Graphic: Forest fires: what trend for the 2024 season in Europe?

Graphic: Forest fires: what trend for the 2024 season in Europe?
Graphic: Forest fires: what trend for the 2024 season in Europe?

The number and intensity of megaforest fires, that is to say the most extreme and destructive fires, have doubled worldwide since the beginning of the twenty-first century, mainly due to global warming due to human activity, according to a study published Monday June 24, 2024 in the scientific journal Nature Ecology & Evolution. Using satellite data, the team of researchers analyzed nearly 3,000 forest fires that had enormous “radiative power” between 2003 and 2023. They found that the frequency of such events increased by 2.2 to globally during this period, and that the last seven years had recorded the six most extreme fires measured. In detail, it is the temperate and boreal forests, particularly in North America and Siberia, which are the most affected, with certain forests in these regions having seen the frequency of megafires increase tenfold in the space of twenty years. .

Following the forest fires that ravaged Europe in 2022 and 2023, European Union (EU) countries have strengthened their firefighting capabilities this year, in order to better protect populations and the environment. which surrounds them. The EU has notably formed a team of 556 firefighters from twelve countries, which will be deployed in high-risk areas, such as France, Greece, Portugal and Spain.

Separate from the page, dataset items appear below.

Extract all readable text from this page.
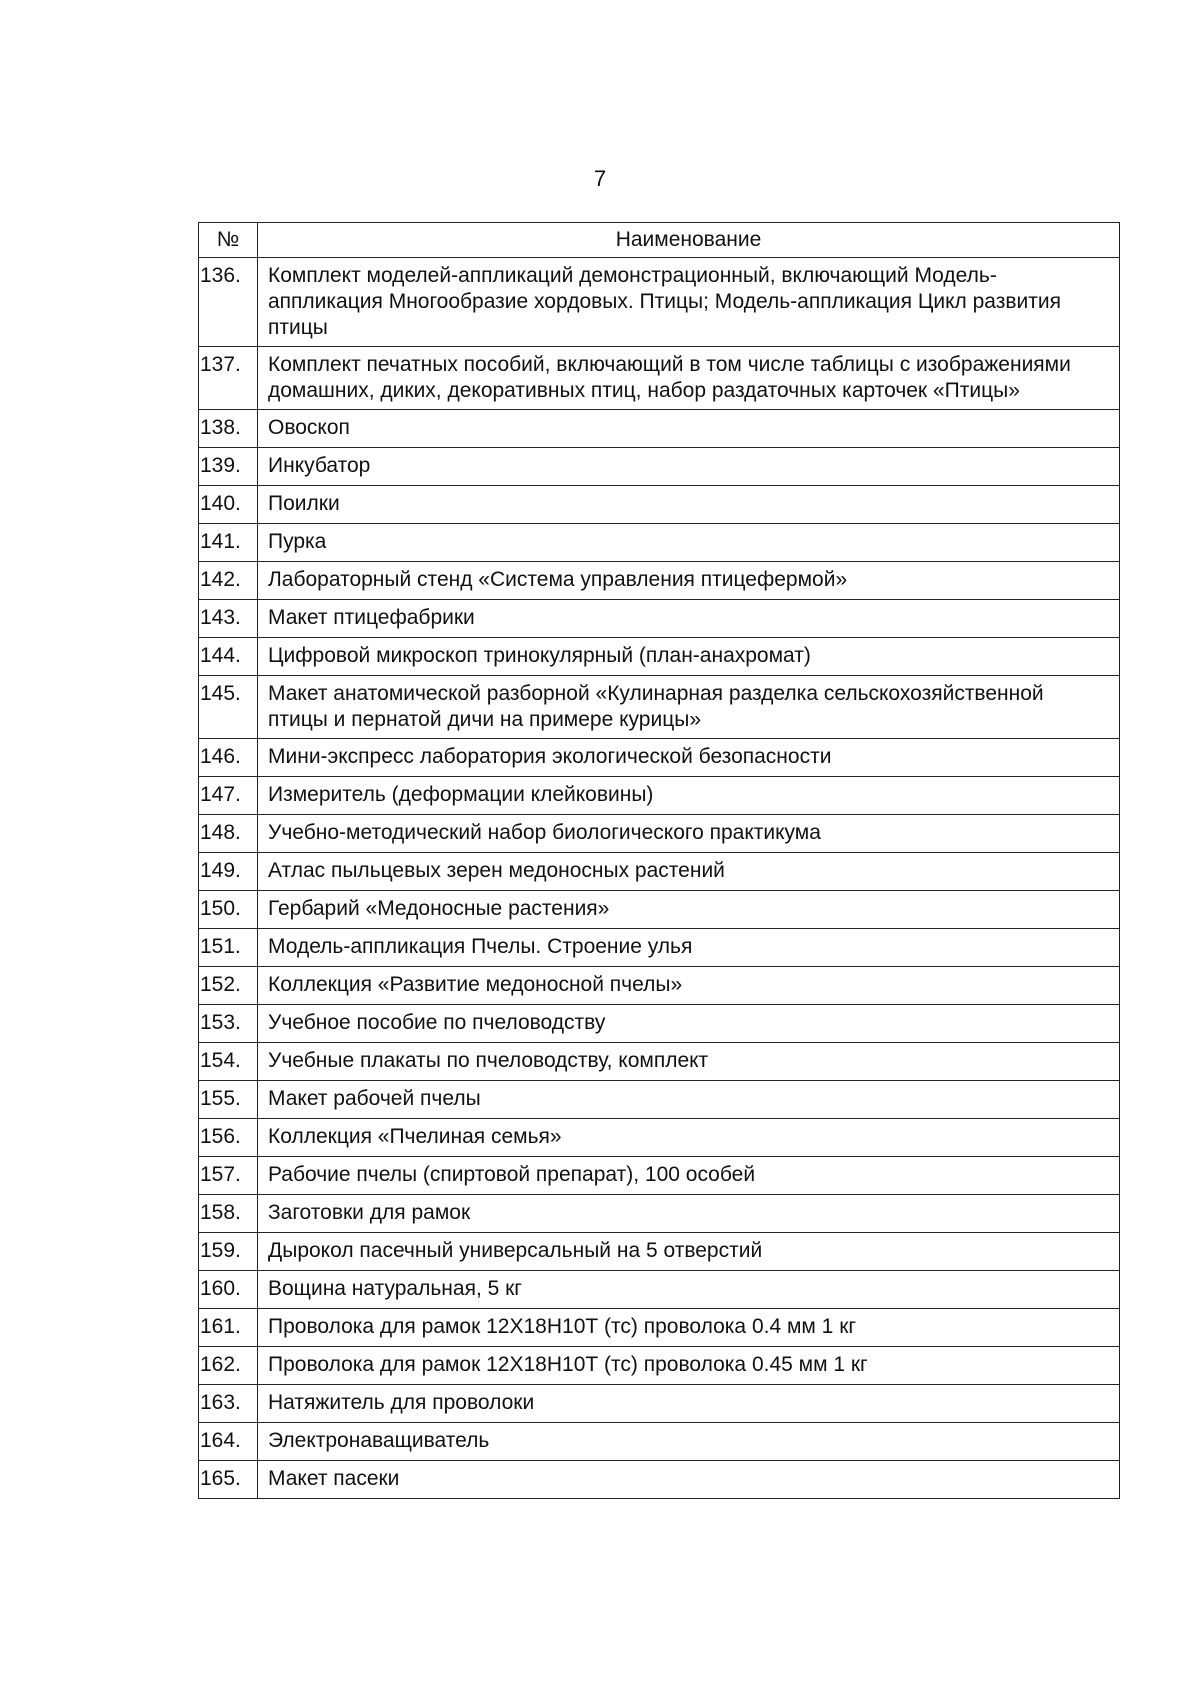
7
№	Наименование
136.	Комплект моделей-аппликаций демонстрационный, включающий Модель-аппликация Многообразие хордовых. Птицы; Модель-аппликация Цикл развития птицы
137.	Комплект печатных пособий, включающий в том числе таблицы с изображениями домашних, диких, декоративных птиц, набор раздаточных карточек «Птицы»
138.	Овоскоп
139.	Инкубатор
140.	Поилки
141.	Пурка
142.	Лабораторный стенд «Система управления птицефермой»
143.	Макет птицефабрики
144.	Цифровой микроскоп тринокулярный (план-анахромат)
145.	Макет анатомической разборной «Кулинарная разделка сельскохозяйственной птицы и пернатой дичи на примере курицы»
146.	Мини-экспресс лаборатория экологической безопасности
147.	Измеритель (деформации клейковины)
148.	Учебно-методический набор биологического практикума
149.	Атлас пыльцевых зерен медоносных растений
150.	Гербарий «Медоносные растения»
151.	Модель-аппликация Пчелы. Строение улья
152.	Коллекция «Развитие медоносной пчелы»
153.	Учебное пособие по пчеловодству
154.	Учебные плакаты по пчеловодству, комплект
155.	Макет рабочей пчелы
156.	Коллекция «Пчелиная семья»
157.	Рабочие пчелы (спиртовой препарат), 100 особей
158.	Заготовки для рамок
159.	Дырокол пасечный универсальный на 5 отверстий
160.	Вощина натуральная, 5 кг
161.	Проволока для рамок 12Х18Н10Т (тс) проволока 0.4 мм 1 кг
162.	Проволока для рамок 12Х18Н10Т (тс) проволока 0.45 мм 1 кг
163.	Натяжитель для проволоки
164.	Электронаващиватель
165.	Макет пасеки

As data from the European Forest Fire Information System (EFFIS) shown in our infographic shows, although it is only just beginning, the EU forest fire season appears, for the moment, to be following suit. the average trend recorded from 2006 to 2023. The cumulative area of ​​forest destroyed by fires in the EU from January 1 to June 23, 2024 was approximately 75,000 hectares. In comparison, in 2022 and 2023, among the worst years recorded in the EU, some 320,000 hectares and 120,000 hectares had respectively burned by the same date. As the curves in our infographic suggest, fire risk is inevitably expected to increase in the coming weeks, with the fire season typically peaking in the Northern Hemisphere between late July and early August.